A Regimental Honour Guard was in place throughout the Service.

The Le Paradis Memorial is Dedicated in the Presence of HRH The Princess Royal
The Le Paradis Memorial is Dedicated in the Presence of HRH The Princess Royal

May 1940 - the context of the battle at Le Paradis

It is May 1940. Churchill has just become Prime Minister. The war in France is going badly. Halifax, the Foreign Secretary, wants a negotiated peace with Germany, with Mussolini as the go-between. If the Dunkirk evacuation fails then he will probably get his way, with Churchill replaced by a puppet-leader and Great Britain becoming a vassal state of Nazi Germany.

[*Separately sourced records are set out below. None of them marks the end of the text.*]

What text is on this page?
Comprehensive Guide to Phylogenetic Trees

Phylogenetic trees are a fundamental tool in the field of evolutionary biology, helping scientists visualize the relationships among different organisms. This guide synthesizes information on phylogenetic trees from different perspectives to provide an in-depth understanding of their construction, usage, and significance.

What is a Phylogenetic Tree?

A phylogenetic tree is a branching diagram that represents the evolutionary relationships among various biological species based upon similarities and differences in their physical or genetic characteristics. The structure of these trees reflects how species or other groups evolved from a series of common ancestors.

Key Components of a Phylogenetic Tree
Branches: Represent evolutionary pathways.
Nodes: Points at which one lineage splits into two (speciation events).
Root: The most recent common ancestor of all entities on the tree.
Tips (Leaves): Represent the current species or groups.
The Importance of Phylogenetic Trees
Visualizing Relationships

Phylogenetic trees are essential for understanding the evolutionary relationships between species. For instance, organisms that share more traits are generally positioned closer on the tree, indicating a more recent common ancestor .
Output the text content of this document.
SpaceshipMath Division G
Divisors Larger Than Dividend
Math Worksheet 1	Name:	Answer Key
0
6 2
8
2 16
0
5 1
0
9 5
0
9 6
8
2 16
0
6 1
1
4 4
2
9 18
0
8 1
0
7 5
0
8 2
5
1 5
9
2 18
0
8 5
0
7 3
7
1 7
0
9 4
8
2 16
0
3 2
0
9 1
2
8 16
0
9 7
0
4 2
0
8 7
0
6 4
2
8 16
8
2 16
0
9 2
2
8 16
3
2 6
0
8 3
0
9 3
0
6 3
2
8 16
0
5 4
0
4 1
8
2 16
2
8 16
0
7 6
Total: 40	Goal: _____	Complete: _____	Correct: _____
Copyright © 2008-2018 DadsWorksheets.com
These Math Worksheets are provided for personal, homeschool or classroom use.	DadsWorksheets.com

Selected British and French troops are ordered to defend the evacuation. This rear-guard will fight to the last bullet. There is no hope of evacuation for them. This includes the Royal Norfolks in Le Paradis, a village 60 miles south of Dunkirk.

They do their job. They stop the Nazi Waffen SS, fighting them to a standstill. They surrendered only when they run out of ammunition. Their reward? Not a prisoner-of-war camp. No. Unarmed, they are riddled with machine-gun bullets and finished off with bayonets.